Les camarades et Véra elle-même précipitèrent l’inévitable dénouement.
Ils tentèrent encore de le reprendre, de le soumettre. Ils lui parlèrent fraternellement et avec ardeur.
C’était chez Véra, un soir. Pâle, angoissée, elle le regarda, l’œil tout assombri de reproche.
— Serais-tu donc lâche, Dmitri ! Il faut travailler, lutter, être homme. Non, tu ne peux être lâche. Va, demain, te faire inscrire à la Faculté, travaille.
Orschanow se leva.
— Lâche ? Non, c’est vous qui l’êtes, prophètes d’une liberté problématique dans mille ans et qui n’avez pas le courage de secouer tout de suite le joug de la société imbécile et des choses meurtrières ! Lâche, Véra, celui qui t’a faite sienne, qui a fait vibrer quelque chose de son âme au plus profond de ta chair ! Soit, je disparaîtrai, je m’en irai, mais tu resteras mienne, Véra, et rien ne m’arrachera de toi, jamais.
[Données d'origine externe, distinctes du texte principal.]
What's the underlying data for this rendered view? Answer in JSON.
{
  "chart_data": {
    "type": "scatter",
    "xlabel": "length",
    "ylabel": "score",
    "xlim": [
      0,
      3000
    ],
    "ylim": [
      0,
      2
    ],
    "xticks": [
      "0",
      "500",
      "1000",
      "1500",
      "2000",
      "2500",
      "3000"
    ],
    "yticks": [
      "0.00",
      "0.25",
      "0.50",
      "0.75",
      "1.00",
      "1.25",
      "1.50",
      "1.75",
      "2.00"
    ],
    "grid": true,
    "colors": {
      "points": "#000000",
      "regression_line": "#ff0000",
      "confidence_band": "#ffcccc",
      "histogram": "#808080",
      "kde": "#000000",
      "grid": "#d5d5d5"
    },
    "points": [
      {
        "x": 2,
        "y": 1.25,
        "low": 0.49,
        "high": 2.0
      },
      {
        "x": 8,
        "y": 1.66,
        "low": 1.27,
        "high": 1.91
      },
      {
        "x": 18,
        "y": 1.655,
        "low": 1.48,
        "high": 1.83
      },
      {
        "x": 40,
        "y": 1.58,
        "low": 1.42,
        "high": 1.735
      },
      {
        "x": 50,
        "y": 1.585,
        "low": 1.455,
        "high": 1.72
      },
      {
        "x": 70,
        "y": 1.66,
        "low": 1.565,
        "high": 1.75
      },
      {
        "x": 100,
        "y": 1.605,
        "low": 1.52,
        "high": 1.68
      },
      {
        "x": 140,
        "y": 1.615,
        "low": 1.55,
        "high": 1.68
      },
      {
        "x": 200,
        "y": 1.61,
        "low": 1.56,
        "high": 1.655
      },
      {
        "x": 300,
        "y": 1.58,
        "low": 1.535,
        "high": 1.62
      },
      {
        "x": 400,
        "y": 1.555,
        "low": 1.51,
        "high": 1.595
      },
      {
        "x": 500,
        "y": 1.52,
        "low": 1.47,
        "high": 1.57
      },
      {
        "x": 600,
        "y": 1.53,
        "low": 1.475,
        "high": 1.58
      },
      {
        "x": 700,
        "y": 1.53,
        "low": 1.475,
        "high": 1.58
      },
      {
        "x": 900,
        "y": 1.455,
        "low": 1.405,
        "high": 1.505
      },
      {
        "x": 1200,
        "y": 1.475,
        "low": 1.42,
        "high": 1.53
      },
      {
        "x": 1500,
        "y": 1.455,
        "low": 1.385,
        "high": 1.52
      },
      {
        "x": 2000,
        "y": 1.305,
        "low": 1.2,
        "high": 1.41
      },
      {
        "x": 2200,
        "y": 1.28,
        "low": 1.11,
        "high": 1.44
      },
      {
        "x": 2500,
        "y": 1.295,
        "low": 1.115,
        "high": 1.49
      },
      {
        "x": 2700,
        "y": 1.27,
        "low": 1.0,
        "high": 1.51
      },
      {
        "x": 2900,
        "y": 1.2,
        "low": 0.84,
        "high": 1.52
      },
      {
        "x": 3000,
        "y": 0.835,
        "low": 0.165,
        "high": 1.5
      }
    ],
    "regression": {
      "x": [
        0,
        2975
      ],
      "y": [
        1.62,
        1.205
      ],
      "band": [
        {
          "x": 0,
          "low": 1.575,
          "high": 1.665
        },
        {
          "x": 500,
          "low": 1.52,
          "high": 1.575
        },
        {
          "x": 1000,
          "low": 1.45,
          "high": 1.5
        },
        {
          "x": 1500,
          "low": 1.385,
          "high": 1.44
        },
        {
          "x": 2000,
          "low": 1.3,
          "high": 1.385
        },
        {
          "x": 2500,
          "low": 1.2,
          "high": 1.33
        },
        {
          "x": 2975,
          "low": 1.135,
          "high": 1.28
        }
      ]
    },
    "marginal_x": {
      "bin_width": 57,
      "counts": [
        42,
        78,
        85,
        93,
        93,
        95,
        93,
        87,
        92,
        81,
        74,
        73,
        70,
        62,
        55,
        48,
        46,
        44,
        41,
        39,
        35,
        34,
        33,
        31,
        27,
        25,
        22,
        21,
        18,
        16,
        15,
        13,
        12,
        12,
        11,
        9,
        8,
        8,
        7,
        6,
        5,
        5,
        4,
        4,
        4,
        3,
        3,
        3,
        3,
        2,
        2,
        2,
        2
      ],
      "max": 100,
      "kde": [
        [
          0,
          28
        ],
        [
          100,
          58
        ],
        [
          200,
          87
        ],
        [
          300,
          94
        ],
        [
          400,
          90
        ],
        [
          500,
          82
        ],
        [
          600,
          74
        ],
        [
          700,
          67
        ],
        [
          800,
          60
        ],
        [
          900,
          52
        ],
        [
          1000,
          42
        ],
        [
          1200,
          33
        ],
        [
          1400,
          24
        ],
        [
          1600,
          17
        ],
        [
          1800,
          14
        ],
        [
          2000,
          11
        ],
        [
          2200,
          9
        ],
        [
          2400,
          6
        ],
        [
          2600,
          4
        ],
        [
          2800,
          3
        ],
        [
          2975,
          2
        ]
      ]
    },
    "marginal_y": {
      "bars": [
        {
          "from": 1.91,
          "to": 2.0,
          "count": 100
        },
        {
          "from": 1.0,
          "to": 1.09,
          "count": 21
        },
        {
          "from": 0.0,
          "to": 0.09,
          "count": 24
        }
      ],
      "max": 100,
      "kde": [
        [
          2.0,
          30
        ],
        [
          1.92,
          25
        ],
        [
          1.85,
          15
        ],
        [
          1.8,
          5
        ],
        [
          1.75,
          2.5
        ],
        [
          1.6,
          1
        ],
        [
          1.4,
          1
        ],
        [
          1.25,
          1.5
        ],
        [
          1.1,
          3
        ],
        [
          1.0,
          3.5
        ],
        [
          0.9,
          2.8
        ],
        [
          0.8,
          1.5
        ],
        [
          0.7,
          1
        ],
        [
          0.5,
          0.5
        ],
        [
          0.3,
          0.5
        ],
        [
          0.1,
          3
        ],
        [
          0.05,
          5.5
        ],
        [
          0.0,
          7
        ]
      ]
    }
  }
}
Laissez-moi ! Laissez-moi seul !
Et il alla à la fenêtre, s’appuyant le front contre la vitre. Il souffrait. Une révolte surtout grondait en lui.
Il entendit Garnicha dire : — S’il était parti, depuis le temps qu’il menace de s’en aller, il serait bien loin !
Furieusement, Orschanow haussa les épaules.
Les camarades partis, Véra essaya de lui parler, doucement. Alors, de nouveau, il la prit, la poussant vers le lit. Elle se révolta, lutta.